Dedie menjelaskan, Pemkot Bogor berkesimpulan sampai dengan saat ini bahwa perlu ada dorongan dari pihak kementerian perhubungan agar penanganan proyek strategis nasional ini lebih diperhatikan dan ditangani dengan baik. 

"Mengingat bukan hanya masyarakat yang dirugikan, tapi ada istana Batutulis dan ada kepentingan publik lain. Sementara kami mendorong mereka agar tidak terlalu lama, akses R2 itu bisa diselenggarakan paling tidak akhir bulan Agustus 2025 ini," jelasnya.

Dedie menegaskan, jadi sudah terlalu lama dan sudah dilihat lokasinya atau di lapangan dan tidak bisa menunggu terlalu lama lagi masyarakat membutuhkan akses ini. Ada potensi-potensi kerawanan, kalau penangan tidak serius.

"Keretakan Tembok Penahan Tanah (TPT) itu bisa jadi menjadi sumber bencana kalau tidak dikaji dengan baik, kalau tidak ada langkah secara teknis solusi terbaik.
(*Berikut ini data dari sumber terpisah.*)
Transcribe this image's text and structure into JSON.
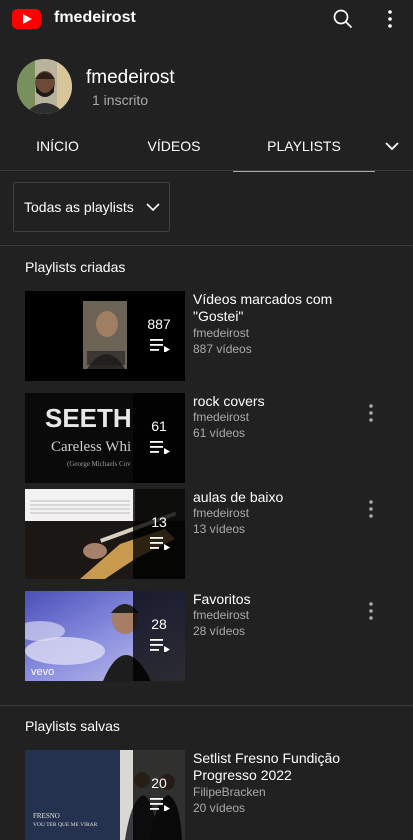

Agar potensi bencana jadi sedikit atau dikurangi, saya sudah cek sport-spot nya dan ini menjadi perhatian kami," tegasnya.

Dedie memaparkan, hasil peninjauan, para pekerjanya sedikit dan perlu dilengkapi APD sesuai aturan, dirinya akan sampaikan surat ke Balai Besar Perkeretaapian Jawa Barat memperhatikan poin-poin tadi.

"Kami memastikan dahulu TPT lokasi kemarin longsor itu aman dan baru bisa dilewati motor, bahkan kalau masuk musim hujan ada potensi bencana," paparnya.

Dedie membeberkan, maka perlu keseriusan, karena ini proyek strategis nasional, bukan proyek biasa. Ada di Perpresnya, jadi tolong dapat perhatian lebih dan diatensi semaksimal mungkin serta dilihat kelapangan sekali-kali. 

"Ya, itu, supaya tahu kondisi sesungguhnya di lapangan kami mencoba memberikan akses masyarakat dengan cepat. Titik bencana diperhatikan ya," pungkasnya.